As someone who does high performance storage as a component of their job, I still see an outstanding problem that's hinted at in this picture here:
Several of you in this thread have been picking on the storage being on the "other side" of the NIC in this diagram. By keeping the storage on the "other side" of a network link, we avoid all conversations about how a filesystem abstraction has to be handled. This diagram really, truly has no bearing on how a consumer PC is constructed and the complexity therein.
Think about this: every file in a modern consumer-facing file system is a collection of hundreds, thousands, even millions of individual data blocks all mapped together by some sort of file system bitmap or journal index or similar. Basically, there's a master table somewhere in the filesystem inner workings which translates the operating systems' request for a file into the related zillions of pointers linking to the literal blocks inside a logical partition scheme. That single file access may very well live on multiple partitions simultaneously (spanned volumes in Windows are thing that does occur) and those partitions may span multiple underlying storage devices. These partitions then map downwards again into the physical storage layer, which sometimes has their own set of pointer remappings into even lower level storage devices (eg a RAID card.)
We also must consider access and auditing controls built into modern filesystems. Are you permitted to read this file? If you do read this file, doesn't the last access time need to be updated in the file system metadata? Does the file access itself need to be logged for security reasons? Someone brought up disk encryption and TPM was hand-waved off into the solution, however TPM solutions presume whole disk encryption.

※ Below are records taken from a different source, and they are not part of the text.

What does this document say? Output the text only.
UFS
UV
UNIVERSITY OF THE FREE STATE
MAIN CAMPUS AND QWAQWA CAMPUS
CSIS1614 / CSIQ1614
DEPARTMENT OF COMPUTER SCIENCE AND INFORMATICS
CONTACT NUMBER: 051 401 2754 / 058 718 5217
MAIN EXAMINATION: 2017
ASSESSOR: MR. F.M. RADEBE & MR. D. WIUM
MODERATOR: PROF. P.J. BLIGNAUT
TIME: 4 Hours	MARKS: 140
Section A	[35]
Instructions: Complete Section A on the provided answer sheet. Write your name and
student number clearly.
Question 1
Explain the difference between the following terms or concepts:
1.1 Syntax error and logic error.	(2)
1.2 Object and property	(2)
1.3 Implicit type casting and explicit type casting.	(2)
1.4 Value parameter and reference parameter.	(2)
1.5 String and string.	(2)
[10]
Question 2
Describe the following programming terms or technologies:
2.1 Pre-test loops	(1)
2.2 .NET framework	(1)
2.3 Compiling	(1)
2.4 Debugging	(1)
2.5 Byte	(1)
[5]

As it turns out, file system encryption is very much a thing, and isn't linked to TPM-based whole disk encryption.
All this to say: a native PCI-E transaction from disk to memory only works if you can fully map every single one of those pointers from the parent file descriptor at the file system level into the literal discrete blocks of physical storage attached to the PCIE bus, only after determining you're allowed to make that read, possibly in parallel with still having to update the file system metadata and logging needs, and assuming a file system encryption scheme (read also: Microsoft EFS) isn't being used.
Flowing storage through a NIC as a data stream (presumably NVMEoF) completely removes all of this complexity.
Transferring raw block storage into memory pages is actually quite simple. Making a GPU call translate into a full-stack file system read access is not the same at all.